Arregi’s numerous articles attacking the hypocrisy of moderate nationalism and the “terror” of the radicals have made him a target of Eta.
He hopes that a defeat of the nationalist parties will put an end to the increasing division of Basque society by moving away from questions of self government, culture and identity, to the more pressing issues that affect the lives of the Basques like the economy, health and education.
Even though it is very difficult to establish, the standard division of Basque society used by many sociologists is one where around 15 per cent see themselves as exclusively Basque, another 15 per cent as only Spanish, and the remaining 70 per cent as both Basque and Spanish in different degrees.
|Amutio fiercely defends the Basque Country’s independence|
Aitor Amutio, a lawyer from the iconic town of Guernica, is one who clearly sees himself as just Basque, and fiercely defends the region’s independence.
He points out that he is unable to vote for the political option that best represents his interest, a radical nationalist party called D3M, which has been banned in standing in the election by Spain’s supreme court for its alleged links to Eta.
“I feel Basque.

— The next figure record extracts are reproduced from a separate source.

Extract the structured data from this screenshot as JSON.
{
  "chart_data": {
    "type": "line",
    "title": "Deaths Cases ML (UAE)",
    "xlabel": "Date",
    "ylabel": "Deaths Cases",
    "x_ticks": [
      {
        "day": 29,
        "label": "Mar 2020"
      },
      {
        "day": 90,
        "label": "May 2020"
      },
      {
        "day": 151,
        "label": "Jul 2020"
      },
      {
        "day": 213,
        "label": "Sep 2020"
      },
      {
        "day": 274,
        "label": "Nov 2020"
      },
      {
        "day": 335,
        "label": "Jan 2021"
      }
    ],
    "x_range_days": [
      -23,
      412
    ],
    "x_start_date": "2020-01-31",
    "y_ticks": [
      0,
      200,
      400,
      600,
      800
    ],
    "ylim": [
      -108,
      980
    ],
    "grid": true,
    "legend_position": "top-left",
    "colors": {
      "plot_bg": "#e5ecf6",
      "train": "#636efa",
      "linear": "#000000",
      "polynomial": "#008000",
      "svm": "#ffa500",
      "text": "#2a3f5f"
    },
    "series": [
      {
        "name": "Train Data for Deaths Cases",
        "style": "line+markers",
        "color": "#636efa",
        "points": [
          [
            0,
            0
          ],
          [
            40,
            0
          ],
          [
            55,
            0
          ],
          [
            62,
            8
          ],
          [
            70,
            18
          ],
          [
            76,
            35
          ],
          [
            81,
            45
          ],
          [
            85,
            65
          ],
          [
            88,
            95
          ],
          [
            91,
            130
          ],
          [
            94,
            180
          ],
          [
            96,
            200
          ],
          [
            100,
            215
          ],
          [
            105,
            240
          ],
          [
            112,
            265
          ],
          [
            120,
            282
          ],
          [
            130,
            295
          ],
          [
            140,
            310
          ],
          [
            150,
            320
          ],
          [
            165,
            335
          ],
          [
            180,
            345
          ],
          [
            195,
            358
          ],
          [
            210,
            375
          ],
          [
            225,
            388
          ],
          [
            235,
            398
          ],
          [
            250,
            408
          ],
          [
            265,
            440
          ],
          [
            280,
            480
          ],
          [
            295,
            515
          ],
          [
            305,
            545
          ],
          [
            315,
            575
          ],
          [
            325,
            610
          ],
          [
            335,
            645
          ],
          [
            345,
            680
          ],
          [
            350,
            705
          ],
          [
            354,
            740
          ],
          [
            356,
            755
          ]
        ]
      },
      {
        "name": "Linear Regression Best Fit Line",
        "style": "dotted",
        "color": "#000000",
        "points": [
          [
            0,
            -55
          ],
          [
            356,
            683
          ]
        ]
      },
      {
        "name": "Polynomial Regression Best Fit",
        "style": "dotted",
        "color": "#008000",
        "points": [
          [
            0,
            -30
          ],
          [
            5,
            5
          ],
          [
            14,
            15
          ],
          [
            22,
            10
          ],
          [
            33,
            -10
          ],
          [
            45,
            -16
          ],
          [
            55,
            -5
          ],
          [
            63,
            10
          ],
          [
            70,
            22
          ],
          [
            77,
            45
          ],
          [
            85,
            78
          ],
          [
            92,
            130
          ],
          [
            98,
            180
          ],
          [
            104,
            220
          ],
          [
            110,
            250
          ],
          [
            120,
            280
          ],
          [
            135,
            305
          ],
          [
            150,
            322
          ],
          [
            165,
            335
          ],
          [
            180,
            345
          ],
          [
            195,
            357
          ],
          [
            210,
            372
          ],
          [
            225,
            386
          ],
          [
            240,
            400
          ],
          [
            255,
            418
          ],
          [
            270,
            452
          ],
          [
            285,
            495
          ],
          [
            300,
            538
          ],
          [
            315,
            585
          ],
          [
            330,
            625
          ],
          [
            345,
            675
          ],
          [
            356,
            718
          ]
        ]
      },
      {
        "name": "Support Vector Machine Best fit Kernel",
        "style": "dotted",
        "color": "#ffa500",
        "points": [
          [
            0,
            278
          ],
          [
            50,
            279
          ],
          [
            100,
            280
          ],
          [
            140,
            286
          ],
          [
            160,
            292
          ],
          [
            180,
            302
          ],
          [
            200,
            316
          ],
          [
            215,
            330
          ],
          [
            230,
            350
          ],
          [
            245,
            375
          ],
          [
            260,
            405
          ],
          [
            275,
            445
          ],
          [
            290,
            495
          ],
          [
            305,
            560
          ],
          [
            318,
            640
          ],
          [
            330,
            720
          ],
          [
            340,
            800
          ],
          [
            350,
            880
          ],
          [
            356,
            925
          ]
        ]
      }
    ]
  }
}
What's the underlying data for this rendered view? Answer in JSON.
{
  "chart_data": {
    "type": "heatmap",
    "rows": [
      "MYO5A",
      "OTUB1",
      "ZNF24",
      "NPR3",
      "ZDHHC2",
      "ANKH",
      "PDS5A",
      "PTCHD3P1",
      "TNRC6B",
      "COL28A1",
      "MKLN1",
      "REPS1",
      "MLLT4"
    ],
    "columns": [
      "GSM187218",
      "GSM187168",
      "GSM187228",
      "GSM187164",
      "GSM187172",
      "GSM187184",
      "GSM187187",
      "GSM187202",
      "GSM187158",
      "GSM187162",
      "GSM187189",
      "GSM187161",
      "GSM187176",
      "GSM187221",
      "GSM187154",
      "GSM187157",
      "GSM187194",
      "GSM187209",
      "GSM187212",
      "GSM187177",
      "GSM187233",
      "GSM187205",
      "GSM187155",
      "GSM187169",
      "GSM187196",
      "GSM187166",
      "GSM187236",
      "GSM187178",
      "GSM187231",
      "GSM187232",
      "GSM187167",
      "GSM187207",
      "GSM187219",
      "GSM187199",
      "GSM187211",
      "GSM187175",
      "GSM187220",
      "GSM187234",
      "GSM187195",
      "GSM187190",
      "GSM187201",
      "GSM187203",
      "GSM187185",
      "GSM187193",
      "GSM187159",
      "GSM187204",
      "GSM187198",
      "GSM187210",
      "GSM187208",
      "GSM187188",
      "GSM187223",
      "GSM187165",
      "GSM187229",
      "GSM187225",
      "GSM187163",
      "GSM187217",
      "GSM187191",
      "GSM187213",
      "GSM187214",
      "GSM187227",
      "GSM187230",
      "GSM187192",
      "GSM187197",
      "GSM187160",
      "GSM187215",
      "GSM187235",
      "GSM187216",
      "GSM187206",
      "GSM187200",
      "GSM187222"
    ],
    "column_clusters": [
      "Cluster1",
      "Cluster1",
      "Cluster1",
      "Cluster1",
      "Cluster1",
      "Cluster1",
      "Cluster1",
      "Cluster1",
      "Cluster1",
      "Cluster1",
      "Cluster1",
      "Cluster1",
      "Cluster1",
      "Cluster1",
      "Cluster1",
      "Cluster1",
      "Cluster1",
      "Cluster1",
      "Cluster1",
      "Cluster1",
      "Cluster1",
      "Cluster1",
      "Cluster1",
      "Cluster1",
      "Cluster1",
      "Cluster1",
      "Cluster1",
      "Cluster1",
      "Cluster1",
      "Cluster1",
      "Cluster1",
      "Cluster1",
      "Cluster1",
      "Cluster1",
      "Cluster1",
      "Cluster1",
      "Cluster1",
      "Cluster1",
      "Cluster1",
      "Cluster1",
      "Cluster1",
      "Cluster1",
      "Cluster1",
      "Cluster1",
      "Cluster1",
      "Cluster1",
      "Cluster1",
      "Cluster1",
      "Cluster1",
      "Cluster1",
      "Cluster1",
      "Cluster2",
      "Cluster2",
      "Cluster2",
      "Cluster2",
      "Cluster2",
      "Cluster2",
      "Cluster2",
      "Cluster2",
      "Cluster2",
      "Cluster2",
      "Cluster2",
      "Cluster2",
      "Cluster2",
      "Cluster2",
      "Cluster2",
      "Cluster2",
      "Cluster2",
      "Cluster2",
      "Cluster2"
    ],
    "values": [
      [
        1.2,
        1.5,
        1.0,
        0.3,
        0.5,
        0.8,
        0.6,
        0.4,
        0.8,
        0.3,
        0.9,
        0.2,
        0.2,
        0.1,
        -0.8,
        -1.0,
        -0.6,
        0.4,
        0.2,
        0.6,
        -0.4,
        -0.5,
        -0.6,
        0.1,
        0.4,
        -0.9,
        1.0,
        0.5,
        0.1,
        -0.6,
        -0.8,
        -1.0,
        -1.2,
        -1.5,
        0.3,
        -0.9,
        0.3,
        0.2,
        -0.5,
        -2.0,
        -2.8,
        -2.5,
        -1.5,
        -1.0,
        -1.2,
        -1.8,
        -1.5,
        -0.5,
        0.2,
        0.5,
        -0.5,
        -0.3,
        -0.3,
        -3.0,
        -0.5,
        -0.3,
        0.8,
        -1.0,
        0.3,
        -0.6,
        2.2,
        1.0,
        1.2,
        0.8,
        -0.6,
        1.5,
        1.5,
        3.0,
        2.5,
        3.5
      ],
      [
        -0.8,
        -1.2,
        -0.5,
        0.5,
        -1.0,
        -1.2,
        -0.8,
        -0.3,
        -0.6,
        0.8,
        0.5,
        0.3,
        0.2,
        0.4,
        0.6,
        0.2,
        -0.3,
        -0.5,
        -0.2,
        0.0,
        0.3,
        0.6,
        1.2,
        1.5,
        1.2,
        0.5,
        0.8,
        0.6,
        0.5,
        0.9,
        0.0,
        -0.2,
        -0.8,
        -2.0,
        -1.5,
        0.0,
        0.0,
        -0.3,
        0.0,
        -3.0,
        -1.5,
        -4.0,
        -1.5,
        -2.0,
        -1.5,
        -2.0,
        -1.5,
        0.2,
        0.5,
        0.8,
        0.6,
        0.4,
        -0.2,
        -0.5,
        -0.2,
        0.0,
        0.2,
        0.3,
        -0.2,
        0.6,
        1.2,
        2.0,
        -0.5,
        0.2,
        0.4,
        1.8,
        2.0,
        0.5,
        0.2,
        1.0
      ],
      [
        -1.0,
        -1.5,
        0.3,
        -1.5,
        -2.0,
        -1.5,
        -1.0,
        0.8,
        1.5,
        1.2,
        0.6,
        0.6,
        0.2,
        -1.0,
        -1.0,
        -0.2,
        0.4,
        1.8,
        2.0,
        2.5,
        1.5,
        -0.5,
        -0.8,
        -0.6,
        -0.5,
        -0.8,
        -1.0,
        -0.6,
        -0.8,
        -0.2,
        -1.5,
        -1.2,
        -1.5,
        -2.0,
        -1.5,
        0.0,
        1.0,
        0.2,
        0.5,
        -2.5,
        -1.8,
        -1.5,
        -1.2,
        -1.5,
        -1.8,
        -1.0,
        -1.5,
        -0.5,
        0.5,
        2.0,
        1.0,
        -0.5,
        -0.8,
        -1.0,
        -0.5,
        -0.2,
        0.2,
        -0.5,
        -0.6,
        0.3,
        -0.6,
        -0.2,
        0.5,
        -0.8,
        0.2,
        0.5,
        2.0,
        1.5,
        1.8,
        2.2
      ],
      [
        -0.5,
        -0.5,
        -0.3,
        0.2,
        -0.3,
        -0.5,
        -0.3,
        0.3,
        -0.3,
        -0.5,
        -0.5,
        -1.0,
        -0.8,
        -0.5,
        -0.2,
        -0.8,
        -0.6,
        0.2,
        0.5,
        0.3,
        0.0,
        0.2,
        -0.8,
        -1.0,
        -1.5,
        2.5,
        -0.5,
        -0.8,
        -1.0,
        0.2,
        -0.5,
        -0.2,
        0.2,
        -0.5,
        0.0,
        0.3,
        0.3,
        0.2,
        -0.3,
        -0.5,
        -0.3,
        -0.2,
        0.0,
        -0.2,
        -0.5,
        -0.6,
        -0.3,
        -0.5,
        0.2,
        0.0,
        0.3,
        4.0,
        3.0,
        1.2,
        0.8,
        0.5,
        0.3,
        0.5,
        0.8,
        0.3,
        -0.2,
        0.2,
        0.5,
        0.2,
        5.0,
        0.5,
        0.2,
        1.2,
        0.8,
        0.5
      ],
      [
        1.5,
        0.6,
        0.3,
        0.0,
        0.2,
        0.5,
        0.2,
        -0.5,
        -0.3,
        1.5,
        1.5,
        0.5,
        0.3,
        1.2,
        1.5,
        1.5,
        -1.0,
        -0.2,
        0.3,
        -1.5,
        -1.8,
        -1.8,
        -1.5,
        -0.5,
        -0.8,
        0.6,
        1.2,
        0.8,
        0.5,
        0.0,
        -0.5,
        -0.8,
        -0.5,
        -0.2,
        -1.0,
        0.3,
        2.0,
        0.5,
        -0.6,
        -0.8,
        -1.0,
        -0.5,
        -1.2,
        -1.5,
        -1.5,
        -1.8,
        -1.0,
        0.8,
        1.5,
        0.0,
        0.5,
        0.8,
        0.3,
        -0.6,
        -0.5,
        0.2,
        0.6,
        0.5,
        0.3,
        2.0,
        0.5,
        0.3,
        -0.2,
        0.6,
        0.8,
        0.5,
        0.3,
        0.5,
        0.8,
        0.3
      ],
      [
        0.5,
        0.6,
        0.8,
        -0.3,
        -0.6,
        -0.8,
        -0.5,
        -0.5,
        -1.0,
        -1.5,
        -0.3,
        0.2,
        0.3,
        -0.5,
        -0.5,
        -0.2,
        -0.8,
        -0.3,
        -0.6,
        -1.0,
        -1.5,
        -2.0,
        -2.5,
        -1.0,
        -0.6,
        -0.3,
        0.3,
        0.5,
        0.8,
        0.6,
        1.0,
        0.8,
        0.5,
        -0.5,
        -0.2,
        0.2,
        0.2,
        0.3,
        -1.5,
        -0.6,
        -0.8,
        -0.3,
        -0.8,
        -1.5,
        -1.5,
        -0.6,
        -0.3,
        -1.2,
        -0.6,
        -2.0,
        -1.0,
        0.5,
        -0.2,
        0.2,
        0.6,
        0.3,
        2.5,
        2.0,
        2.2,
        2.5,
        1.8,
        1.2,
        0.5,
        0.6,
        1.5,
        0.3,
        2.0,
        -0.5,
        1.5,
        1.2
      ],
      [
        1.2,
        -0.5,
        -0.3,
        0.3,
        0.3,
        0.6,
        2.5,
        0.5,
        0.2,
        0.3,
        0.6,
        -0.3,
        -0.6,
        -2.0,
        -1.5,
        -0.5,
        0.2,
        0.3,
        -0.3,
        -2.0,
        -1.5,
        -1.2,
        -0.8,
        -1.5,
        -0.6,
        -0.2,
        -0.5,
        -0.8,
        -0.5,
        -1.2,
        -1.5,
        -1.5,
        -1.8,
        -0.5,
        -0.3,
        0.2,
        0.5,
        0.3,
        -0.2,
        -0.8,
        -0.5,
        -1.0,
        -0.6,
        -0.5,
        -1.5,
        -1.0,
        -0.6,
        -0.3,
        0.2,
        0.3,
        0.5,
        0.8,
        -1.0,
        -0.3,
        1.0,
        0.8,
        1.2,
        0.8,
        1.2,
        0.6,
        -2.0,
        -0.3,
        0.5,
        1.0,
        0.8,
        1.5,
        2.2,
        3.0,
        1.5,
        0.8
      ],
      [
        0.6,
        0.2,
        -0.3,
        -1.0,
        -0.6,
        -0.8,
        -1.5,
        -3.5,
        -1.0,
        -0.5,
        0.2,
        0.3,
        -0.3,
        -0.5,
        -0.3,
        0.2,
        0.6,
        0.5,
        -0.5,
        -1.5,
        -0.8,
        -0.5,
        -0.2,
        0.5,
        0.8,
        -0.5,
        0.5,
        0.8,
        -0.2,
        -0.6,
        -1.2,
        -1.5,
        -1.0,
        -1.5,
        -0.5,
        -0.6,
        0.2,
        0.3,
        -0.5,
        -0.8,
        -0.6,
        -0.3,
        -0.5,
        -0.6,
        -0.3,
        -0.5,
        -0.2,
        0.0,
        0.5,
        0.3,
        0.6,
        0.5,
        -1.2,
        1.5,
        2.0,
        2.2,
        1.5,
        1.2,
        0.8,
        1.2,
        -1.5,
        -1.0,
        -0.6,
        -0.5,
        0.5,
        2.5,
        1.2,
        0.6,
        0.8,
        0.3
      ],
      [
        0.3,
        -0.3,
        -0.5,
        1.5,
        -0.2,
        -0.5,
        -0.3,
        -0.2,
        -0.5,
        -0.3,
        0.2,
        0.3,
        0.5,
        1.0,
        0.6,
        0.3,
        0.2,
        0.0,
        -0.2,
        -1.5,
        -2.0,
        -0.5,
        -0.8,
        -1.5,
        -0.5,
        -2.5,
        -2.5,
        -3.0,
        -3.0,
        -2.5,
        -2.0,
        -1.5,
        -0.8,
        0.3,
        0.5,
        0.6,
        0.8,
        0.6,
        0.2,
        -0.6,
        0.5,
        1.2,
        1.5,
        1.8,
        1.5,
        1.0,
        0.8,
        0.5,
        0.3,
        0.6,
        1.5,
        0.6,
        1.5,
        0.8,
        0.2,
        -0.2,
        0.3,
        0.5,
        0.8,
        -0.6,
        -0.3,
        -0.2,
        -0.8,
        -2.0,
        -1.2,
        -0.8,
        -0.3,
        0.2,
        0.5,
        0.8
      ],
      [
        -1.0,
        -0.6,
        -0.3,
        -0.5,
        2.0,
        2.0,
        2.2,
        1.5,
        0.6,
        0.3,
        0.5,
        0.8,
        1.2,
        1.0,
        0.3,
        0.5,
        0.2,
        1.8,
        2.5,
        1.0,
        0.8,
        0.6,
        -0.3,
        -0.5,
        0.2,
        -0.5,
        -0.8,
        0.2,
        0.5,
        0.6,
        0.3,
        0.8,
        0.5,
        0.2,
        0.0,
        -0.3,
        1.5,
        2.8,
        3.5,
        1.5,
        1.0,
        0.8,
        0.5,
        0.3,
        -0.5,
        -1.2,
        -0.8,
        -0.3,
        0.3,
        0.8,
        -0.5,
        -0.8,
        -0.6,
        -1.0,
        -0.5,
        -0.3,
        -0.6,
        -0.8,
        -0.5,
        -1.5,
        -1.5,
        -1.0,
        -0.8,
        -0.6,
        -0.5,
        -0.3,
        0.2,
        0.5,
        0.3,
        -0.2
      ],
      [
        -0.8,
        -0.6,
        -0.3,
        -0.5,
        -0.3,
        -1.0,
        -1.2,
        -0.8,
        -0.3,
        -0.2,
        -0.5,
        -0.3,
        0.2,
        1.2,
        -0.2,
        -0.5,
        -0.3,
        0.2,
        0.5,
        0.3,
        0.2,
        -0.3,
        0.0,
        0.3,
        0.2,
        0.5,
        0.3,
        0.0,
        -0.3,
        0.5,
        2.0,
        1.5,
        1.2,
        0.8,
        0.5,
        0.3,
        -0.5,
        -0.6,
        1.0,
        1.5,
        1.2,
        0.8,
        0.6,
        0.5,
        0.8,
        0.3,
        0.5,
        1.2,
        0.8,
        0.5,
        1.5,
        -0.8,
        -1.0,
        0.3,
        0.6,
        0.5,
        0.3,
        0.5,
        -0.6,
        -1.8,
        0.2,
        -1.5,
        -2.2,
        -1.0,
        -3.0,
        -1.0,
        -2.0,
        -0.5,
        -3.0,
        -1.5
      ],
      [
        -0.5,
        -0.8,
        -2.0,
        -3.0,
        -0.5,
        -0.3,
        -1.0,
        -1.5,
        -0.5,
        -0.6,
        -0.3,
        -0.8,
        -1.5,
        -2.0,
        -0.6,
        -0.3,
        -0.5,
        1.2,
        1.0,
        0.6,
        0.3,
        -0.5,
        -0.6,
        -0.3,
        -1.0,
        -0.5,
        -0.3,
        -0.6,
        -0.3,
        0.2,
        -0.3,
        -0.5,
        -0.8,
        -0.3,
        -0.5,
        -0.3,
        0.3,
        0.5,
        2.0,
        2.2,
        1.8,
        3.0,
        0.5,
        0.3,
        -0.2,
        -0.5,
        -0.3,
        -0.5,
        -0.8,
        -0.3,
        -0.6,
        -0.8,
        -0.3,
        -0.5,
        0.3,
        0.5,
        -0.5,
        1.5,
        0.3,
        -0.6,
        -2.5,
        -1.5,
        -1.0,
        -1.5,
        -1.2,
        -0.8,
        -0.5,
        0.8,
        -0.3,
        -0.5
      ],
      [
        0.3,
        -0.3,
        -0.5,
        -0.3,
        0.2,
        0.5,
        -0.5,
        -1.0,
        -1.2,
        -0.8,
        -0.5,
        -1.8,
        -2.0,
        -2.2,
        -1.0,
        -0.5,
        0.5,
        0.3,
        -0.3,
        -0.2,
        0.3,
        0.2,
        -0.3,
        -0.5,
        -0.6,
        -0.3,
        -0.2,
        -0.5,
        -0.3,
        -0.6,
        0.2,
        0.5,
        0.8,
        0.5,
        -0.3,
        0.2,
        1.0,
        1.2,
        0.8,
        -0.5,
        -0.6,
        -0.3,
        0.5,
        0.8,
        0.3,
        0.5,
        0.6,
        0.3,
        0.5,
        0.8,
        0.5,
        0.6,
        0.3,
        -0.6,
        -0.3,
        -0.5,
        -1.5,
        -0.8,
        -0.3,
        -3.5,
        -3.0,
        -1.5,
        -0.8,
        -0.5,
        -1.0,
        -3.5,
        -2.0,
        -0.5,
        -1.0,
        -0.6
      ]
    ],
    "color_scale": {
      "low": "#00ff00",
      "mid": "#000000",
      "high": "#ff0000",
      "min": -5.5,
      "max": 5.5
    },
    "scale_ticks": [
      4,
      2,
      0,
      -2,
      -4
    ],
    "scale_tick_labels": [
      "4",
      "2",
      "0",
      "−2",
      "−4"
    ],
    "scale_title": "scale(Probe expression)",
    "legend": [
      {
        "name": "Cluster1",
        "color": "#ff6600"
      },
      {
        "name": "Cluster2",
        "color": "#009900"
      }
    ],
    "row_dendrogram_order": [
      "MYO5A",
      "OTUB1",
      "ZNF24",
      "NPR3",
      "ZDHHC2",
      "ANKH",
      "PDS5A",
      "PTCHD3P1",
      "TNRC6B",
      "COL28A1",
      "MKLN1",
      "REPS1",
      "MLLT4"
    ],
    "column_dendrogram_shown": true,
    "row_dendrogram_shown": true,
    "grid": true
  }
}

We have a unique culture and language which will only flourish in an independent state,” says Amutio.
He believes that the right to self determination is essential, and that is the root of the political conflict that exists in the Basque Country.
“There is anger, and there clearly is a problem. Now, whether violence is justified or not, that’s a different matter”, Amutio says.
Many of the supporters attending a political rally of Juan José Ibarretxe, the Basque president, whose PNV party Arregi is hoping will lose, seem pleased with the social and economic policies of their leader as I watch them gather in the regional capital of Vitoria.
They say the policies are similar to those of Scandinavian countries, but they can’t resist going back to the issue of Madrid versus Vitoria.
“What is at stake in these elections, I believe, is the continuity of the politics of dialogue [with Eta] defended by Ibarretxe, or a return to more conflict if the Socialists win” says PNV voter Carlos Caballero, as he watches his leader greeting some of his supporters inside a sports hall.
In Caballero’s opinion, the Basque Socialists don’t want to look for a solution through dialogue as happened in Northern Ireland.
“They only take instructions from Madrid” he says.
The ninth Basque parliament that will be formed after Sunday’s elections will be the first one where the Basque radical parties will not be present, after the supreme court’s ruling.
Their past performances have gone from a low of 10 per cent in 2001 to a high of 18 per cent in the 1990 elections.
It is impossible to know how many of the 300,000 or so “abertzales” [a Basque word to refer to a patriot or lover of his/her country] defend violence in order to achieve their goals.
From next week, this group of people will no longer have political representatives in the main Basque political institution.
Dialogue will now be more difficult, and the new government, likely to be led by the Basque Socialist party, the party Caballero says “takes instructions from Madrid,” have said they will not talk to Eta until they stop the killing.
This is a tougher and new approach within Basque regional politics.
If Eta is forced to stop killing in the absence of any institutional voice, then Sunday’s elections could prove to be a turning point in the Basque Country, and it will be for the better.